The House of Lords quoted this passage: at [24].
29. The duty under section 117 does not arise until the tribunal has made its decision: W v Doncaster Metropolitan Borough Council [2004] EWCA Civ 378 at [51]. But that does not justify using section 73(7) in order to obtain information about after-care. There is no reason in principle why a tribunal may not adjourn for enquiries to be made about the type of support that might be provided.
The classic impasse
92 The critical impasse arises where a tribunal considers that it is necessary for the health or safety of the patient or the safety of others that the patient continues to receive psychiatric treatment, and that it is reasonable for such treatment to be provided in the community, but the psychiatrists who would have to provide such treatment refuse to do so because they disagree with the tribunal's view that the patient can safely be treated in the community. We think that it is unlikely that this impasse will arise in circumstances where the tribunal has concluded that it is not satisfied that the patient is any longer suffering from a mental illness, although the present may be such a rare case. The impasse in question will classically arise in the case of a patient who, while of unsound mind, can be expected to remain free of symptoms provided that he continues to receive treatment. In such a situation there is more scope for disagreement between a tribunal and the psychiatrists called upon to provide such treatment as to whether it can be safely be provided in the community or only under detention in hospital.

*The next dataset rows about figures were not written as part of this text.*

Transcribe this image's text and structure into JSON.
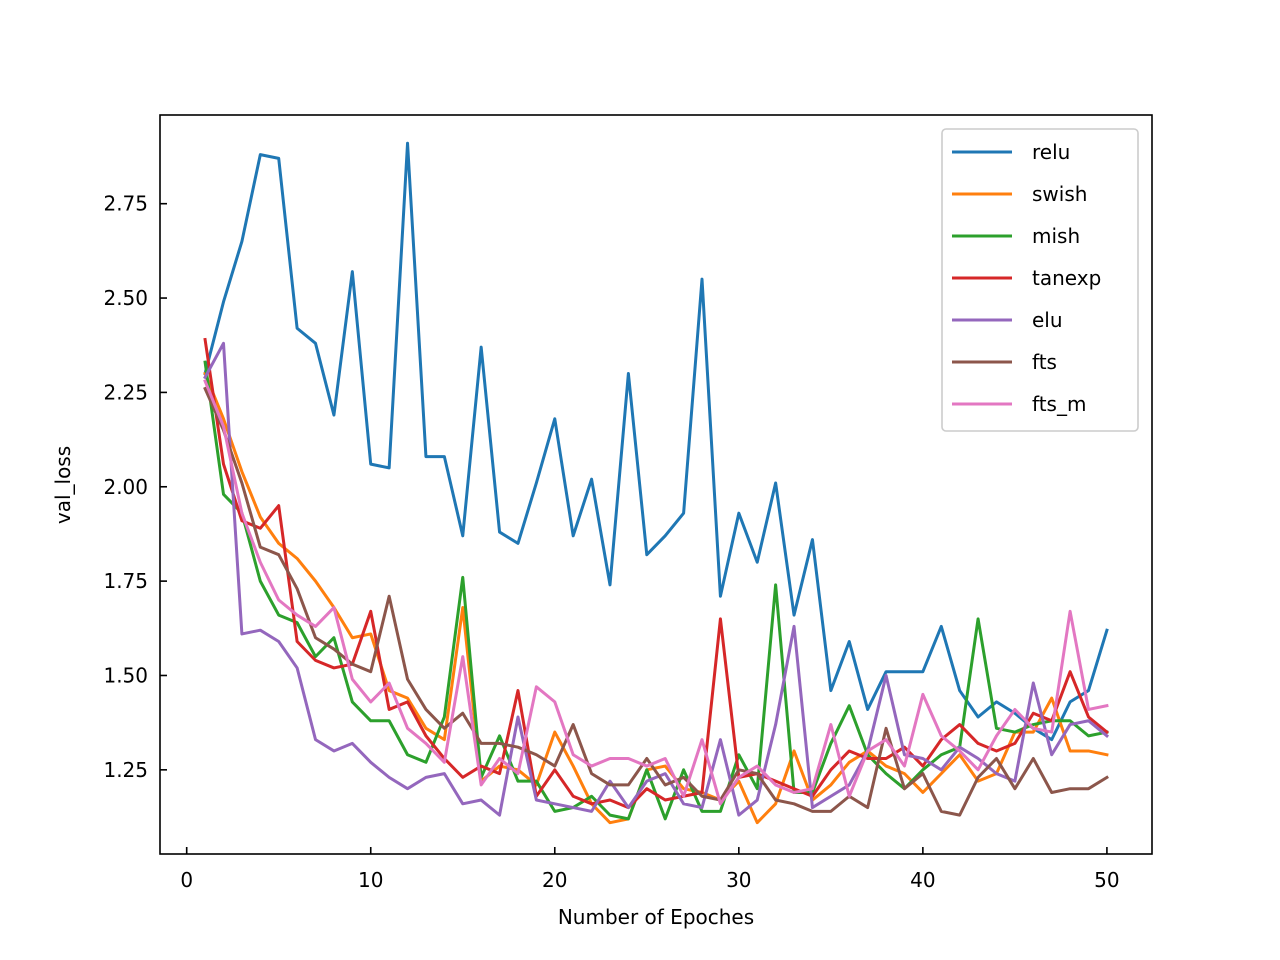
{
  "chart_data": {
    "type": "line",
    "title": "",
    "xlabel": "Number of Epoches",
    "ylabel": "val_loss",
    "xlim": [
      -1.45,
      52.45
    ],
    "ylim": [
      1.027,
      2.985
    ],
    "xticks": [
      0,
      10,
      20,
      30,
      40,
      50
    ],
    "xtick_labels": [
      "0",
      "10",
      "20",
      "30",
      "40",
      "50"
    ],
    "yticks": [
      1.25,
      1.5,
      1.75,
      2.0,
      2.25,
      2.5,
      2.75
    ],
    "ytick_labels": [
      "1.25",
      "1.50",
      "1.75",
      "2.00",
      "2.25",
      "2.50",
      "2.75"
    ],
    "grid": false,
    "legend_position": "top-right",
    "x": [
      1,
      2,
      3,
      4,
      5,
      6,
      7,
      8,
      9,
      10,
      11,
      12,
      13,
      14,
      15,
      16,
      17,
      18,
      19,
      20,
      21,
      22,
      23,
      24,
      25,
      26,
      27,
      28,
      29,
      30,
      31,
      32,
      33,
      34,
      35,
      36,
      37,
      38,
      39,
      40,
      41,
      42,
      43,
      44,
      45,
      46,
      47,
      48,
      49,
      50
    ],
    "series": [
      {
        "name": "relu",
        "color": "#1f77b4",
        "values": [
          2.3,
          2.49,
          2.65,
          2.88,
          2.87,
          2.42,
          2.38,
          2.19,
          2.57,
          2.06,
          2.05,
          2.91,
          2.08,
          2.08,
          1.87,
          2.37,
          1.88,
          1.85,
          2.01,
          2.18,
          1.87,
          2.02,
          1.74,
          2.3,
          1.82,
          1.87,
          1.93,
          2.55,
          1.71,
          1.93,
          1.8,
          2.01,
          1.66,
          1.86,
          1.46,
          1.59,
          1.41,
          1.51,
          1.51,
          1.51,
          1.63,
          1.46,
          1.39,
          1.43,
          1.4,
          1.36,
          1.33,
          1.43,
          1.46,
          1.62
        ]
      },
      {
        "name": "swish",
        "color": "#ff7f0e",
        "values": [
          2.3,
          2.18,
          2.04,
          1.92,
          1.85,
          1.81,
          1.75,
          1.68,
          1.6,
          1.61,
          1.46,
          1.44,
          1.36,
          1.33,
          1.68,
          1.22,
          1.26,
          1.25,
          1.21,
          1.35,
          1.26,
          1.16,
          1.11,
          1.12,
          1.25,
          1.26,
          1.2,
          1.19,
          1.17,
          1.22,
          1.11,
          1.16,
          1.3,
          1.17,
          1.21,
          1.27,
          1.3,
          1.26,
          1.24,
          1.19,
          1.24,
          1.29,
          1.22,
          1.24,
          1.35,
          1.35,
          1.44,
          1.3,
          1.3,
          1.29
        ]
      },
      {
        "name": "mish",
        "color": "#2ca02c",
        "values": [
          2.33,
          1.98,
          1.93,
          1.75,
          1.66,
          1.64,
          1.55,
          1.6,
          1.43,
          1.38,
          1.38,
          1.29,
          1.27,
          1.39,
          1.76,
          1.23,
          1.34,
          1.22,
          1.22,
          1.14,
          1.15,
          1.18,
          1.13,
          1.12,
          1.25,
          1.12,
          1.25,
          1.14,
          1.14,
          1.29,
          1.2,
          1.74,
          1.19,
          1.19,
          1.32,
          1.42,
          1.29,
          1.24,
          1.2,
          1.25,
          1.29,
          1.31,
          1.65,
          1.36,
          1.35,
          1.37,
          1.38,
          1.38,
          1.34,
          1.35
        ]
      },
      {
        "name": "tanexp",
        "color": "#d62728",
        "values": [
          2.39,
          2.06,
          1.91,
          1.89,
          1.95,
          1.59,
          1.54,
          1.52,
          1.53,
          1.67,
          1.41,
          1.43,
          1.34,
          1.28,
          1.23,
          1.26,
          1.24,
          1.46,
          1.18,
          1.25,
          1.18,
          1.16,
          1.17,
          1.15,
          1.2,
          1.17,
          1.18,
          1.19,
          1.65,
          1.23,
          1.24,
          1.22,
          1.2,
          1.18,
          1.25,
          1.3,
          1.28,
          1.28,
          1.31,
          1.26,
          1.33,
          1.37,
          1.32,
          1.3,
          1.32,
          1.4,
          1.38,
          1.51,
          1.39,
          1.35
        ]
      },
      {
        "name": "elu",
        "color": "#9467bd",
        "values": [
          2.29,
          2.38,
          1.61,
          1.62,
          1.59,
          1.52,
          1.33,
          1.3,
          1.32,
          1.27,
          1.23,
          1.2,
          1.23,
          1.24,
          1.16,
          1.17,
          1.13,
          1.39,
          1.17,
          1.16,
          1.15,
          1.14,
          1.22,
          1.15,
          1.22,
          1.24,
          1.16,
          1.15,
          1.33,
          1.13,
          1.17,
          1.37,
          1.63,
          1.15,
          1.18,
          1.21,
          1.3,
          1.5,
          1.29,
          1.28,
          1.25,
          1.31,
          1.28,
          1.24,
          1.22,
          1.48,
          1.29,
          1.37,
          1.38,
          1.34
        ]
      },
      {
        "name": "fts",
        "color": "#8c564b",
        "values": [
          2.26,
          2.15,
          2.01,
          1.84,
          1.82,
          1.73,
          1.6,
          1.57,
          1.53,
          1.51,
          1.71,
          1.49,
          1.41,
          1.36,
          1.4,
          1.32,
          1.32,
          1.31,
          1.29,
          1.26,
          1.37,
          1.24,
          1.21,
          1.21,
          1.28,
          1.21,
          1.23,
          1.18,
          1.17,
          1.25,
          1.24,
          1.17,
          1.16,
          1.14,
          1.14,
          1.18,
          1.15,
          1.36,
          1.2,
          1.24,
          1.14,
          1.13,
          1.23,
          1.28,
          1.2,
          1.28,
          1.19,
          1.2,
          1.2,
          1.23
        ]
      },
      {
        "name": "fts_m",
        "color": "#e377c2",
        "values": [
          2.28,
          2.16,
          1.93,
          1.8,
          1.7,
          1.66,
          1.63,
          1.68,
          1.49,
          1.43,
          1.48,
          1.36,
          1.32,
          1.27,
          1.55,
          1.21,
          1.28,
          1.24,
          1.47,
          1.43,
          1.29,
          1.26,
          1.28,
          1.28,
          1.26,
          1.28,
          1.18,
          1.33,
          1.16,
          1.23,
          1.26,
          1.21,
          1.19,
          1.2,
          1.37,
          1.18,
          1.3,
          1.33,
          1.26,
          1.45,
          1.34,
          1.3,
          1.25,
          1.34,
          1.41,
          1.36,
          1.35,
          1.67,
          1.41,
          1.42
        ]
      }
    ]
  }
}
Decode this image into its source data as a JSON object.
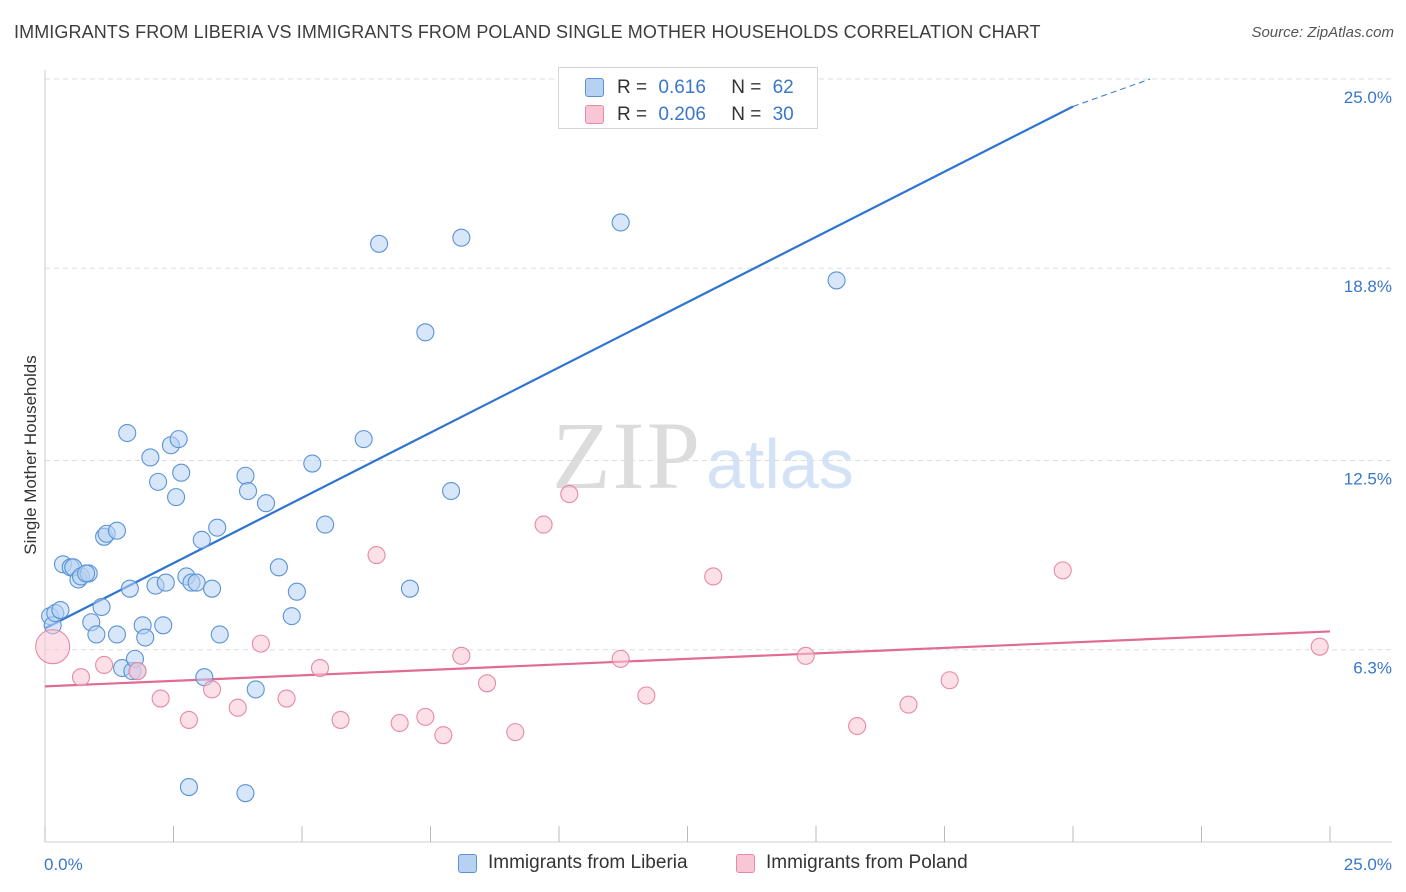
{
  "header": {
    "title": "IMMIGRANTS FROM LIBERIA VS IMMIGRANTS FROM POLAND SINGLE MOTHER HOUSEHOLDS CORRELATION CHART",
    "source": "Source: ZipAtlas.com"
  },
  "watermark": {
    "zip": "ZIP",
    "atlas": "atlas"
  },
  "legend": {
    "liberia": {
      "r_label": "R =",
      "r_value": "0.616",
      "n_label": "N =",
      "n_value": "62"
    },
    "poland": {
      "r_label": "R =",
      "r_value": "0.206",
      "n_label": "N =",
      "n_value": "30"
    }
  },
  "colors": {
    "liberia_fill": "#b7d1f2",
    "liberia_stroke": "#5b93d6",
    "liberia_line": "#2f74d0",
    "poland_fill": "#f8c6d4",
    "poland_stroke": "#e889a6",
    "poland_line": "#e06c93",
    "grid": "#dddddd",
    "tick_text": "#3a77c9"
  },
  "chart_data": {
    "type": "scatter",
    "title": "IMMIGRANTS FROM LIBERIA VS IMMIGRANTS FROM POLAND SINGLE MOTHER HOUSEHOLDS CORRELATION CHART",
    "xlabel": "",
    "ylabel": "Single Mother Households",
    "xlim": [
      0,
      25
    ],
    "ylim": [
      0,
      25
    ],
    "x_tick_labels": [
      "0.0%",
      "25.0%"
    ],
    "y_ticks": [
      6.3,
      12.5,
      18.8,
      25.0
    ],
    "y_tick_labels": [
      "6.3%",
      "12.5%",
      "18.8%",
      "25.0%"
    ],
    "grid": true,
    "legend_position": "bottom",
    "series": [
      {
        "name": "Immigrants from Liberia",
        "color": "#5b93d6",
        "trend": {
          "x": [
            0,
            20.0
          ],
          "y": [
            7.0,
            24.1
          ],
          "dashed_to": [
            21.5,
            25.0
          ]
        },
        "points": [
          [
            0.1,
            7.4
          ],
          [
            0.15,
            7.1
          ],
          [
            0.2,
            7.5
          ],
          [
            0.3,
            7.6
          ],
          [
            0.35,
            9.1
          ],
          [
            0.5,
            9.0
          ],
          [
            0.55,
            9.0
          ],
          [
            0.65,
            8.6
          ],
          [
            0.7,
            8.7
          ],
          [
            0.85,
            8.8
          ],
          [
            0.8,
            8.8
          ],
          [
            0.9,
            7.2
          ],
          [
            1.0,
            6.8
          ],
          [
            1.1,
            7.7
          ],
          [
            1.15,
            10.0
          ],
          [
            1.2,
            10.1
          ],
          [
            1.4,
            10.2
          ],
          [
            1.4,
            6.8
          ],
          [
            1.5,
            5.7
          ],
          [
            1.6,
            13.4
          ],
          [
            1.65,
            8.3
          ],
          [
            1.7,
            5.6
          ],
          [
            1.75,
            6.0
          ],
          [
            1.8,
            5.6
          ],
          [
            1.9,
            7.1
          ],
          [
            1.95,
            6.7
          ],
          [
            2.05,
            12.6
          ],
          [
            2.15,
            8.4
          ],
          [
            2.2,
            11.8
          ],
          [
            2.3,
            7.1
          ],
          [
            2.35,
            8.5
          ],
          [
            2.45,
            13.0
          ],
          [
            2.55,
            11.3
          ],
          [
            2.6,
            13.2
          ],
          [
            2.65,
            12.1
          ],
          [
            2.75,
            8.7
          ],
          [
            2.85,
            8.5
          ],
          [
            2.95,
            8.5
          ],
          [
            3.05,
            9.9
          ],
          [
            3.1,
            5.4
          ],
          [
            3.25,
            8.3
          ],
          [
            3.35,
            10.3
          ],
          [
            3.4,
            6.8
          ],
          [
            3.9,
            12.0
          ],
          [
            3.95,
            11.5
          ],
          [
            4.1,
            5.0
          ],
          [
            4.3,
            11.1
          ],
          [
            4.55,
            9.0
          ],
          [
            4.8,
            7.4
          ],
          [
            4.9,
            8.2
          ],
          [
            5.2,
            12.4
          ],
          [
            5.45,
            10.4
          ],
          [
            6.2,
            13.2
          ],
          [
            6.5,
            19.6
          ],
          [
            7.1,
            8.3
          ],
          [
            7.4,
            16.7
          ],
          [
            7.9,
            11.5
          ],
          [
            8.1,
            19.8
          ],
          [
            11.2,
            20.3
          ],
          [
            15.4,
            18.4
          ],
          [
            2.8,
            1.8
          ],
          [
            3.9,
            1.6
          ]
        ]
      },
      {
        "name": "Immigrants from Poland",
        "color": "#e889a6",
        "trend": {
          "x": [
            0,
            25.0
          ],
          "y": [
            5.1,
            6.9
          ]
        },
        "points": [
          [
            0.15,
            6.4
          ],
          [
            0.7,
            5.4
          ],
          [
            1.15,
            5.8
          ],
          [
            1.8,
            5.6
          ],
          [
            2.25,
            4.7
          ],
          [
            2.8,
            4.0
          ],
          [
            3.25,
            5.0
          ],
          [
            3.75,
            4.4
          ],
          [
            4.2,
            6.5
          ],
          [
            4.7,
            4.7
          ],
          [
            5.35,
            5.7
          ],
          [
            5.75,
            4.0
          ],
          [
            6.45,
            9.4
          ],
          [
            6.9,
            3.9
          ],
          [
            7.4,
            4.1
          ],
          [
            7.75,
            3.5
          ],
          [
            8.1,
            6.1
          ],
          [
            8.6,
            5.2
          ],
          [
            9.15,
            3.6
          ],
          [
            9.7,
            10.4
          ],
          [
            10.2,
            11.4
          ],
          [
            11.2,
            6.0
          ],
          [
            11.7,
            4.8
          ],
          [
            13.0,
            8.7
          ],
          [
            14.8,
            6.1
          ],
          [
            15.8,
            3.8
          ],
          [
            16.8,
            4.5
          ],
          [
            17.6,
            5.3
          ],
          [
            19.8,
            8.9
          ],
          [
            24.8,
            6.4
          ]
        ]
      }
    ]
  },
  "bottom_legend": {
    "liberia": "Immigrants from Liberia",
    "poland": "Immigrants from Poland"
  }
}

The Court then suggested the solution:
96 We consider that in a case such as the present the provisions of section 73 of the Act operate as follows. Where a tribunal decides (i) that a restricted patient is suffering from mental illness for which psychiatric treatment is necessary for the health or safety of the patient or the protection of other persons and (ii) that detention in hospital for that treatment is not necessary if, but only if, psychiatric treatment is provided in the community, the tribunal can properly make a provisional decision to direct a conditional discharge, but defer giving that direction to enable arrangements to be made for providing psychiatric treatment in the community. The health authority subject to the section 117 duty will then be bound to use its best endeavours to put in place the necessary after-care. If it fails to use its best endeavours it will be subject to judicial review. If, despite its best endeavours, the health authority is unable to provide the necessary services, the tribunal must think again. If, as is likely in those circumstances, it concludes that it is necessary for the patient to remain detained in hospital in order to receive the treatment, it should record that decision.
27. … it is undesirable to restrict the procedural freedom of tribunals in a field as important and sensitive as this, where personal liberty and safety and public protection are all at stake: the outcome should not turn on procedural niceties.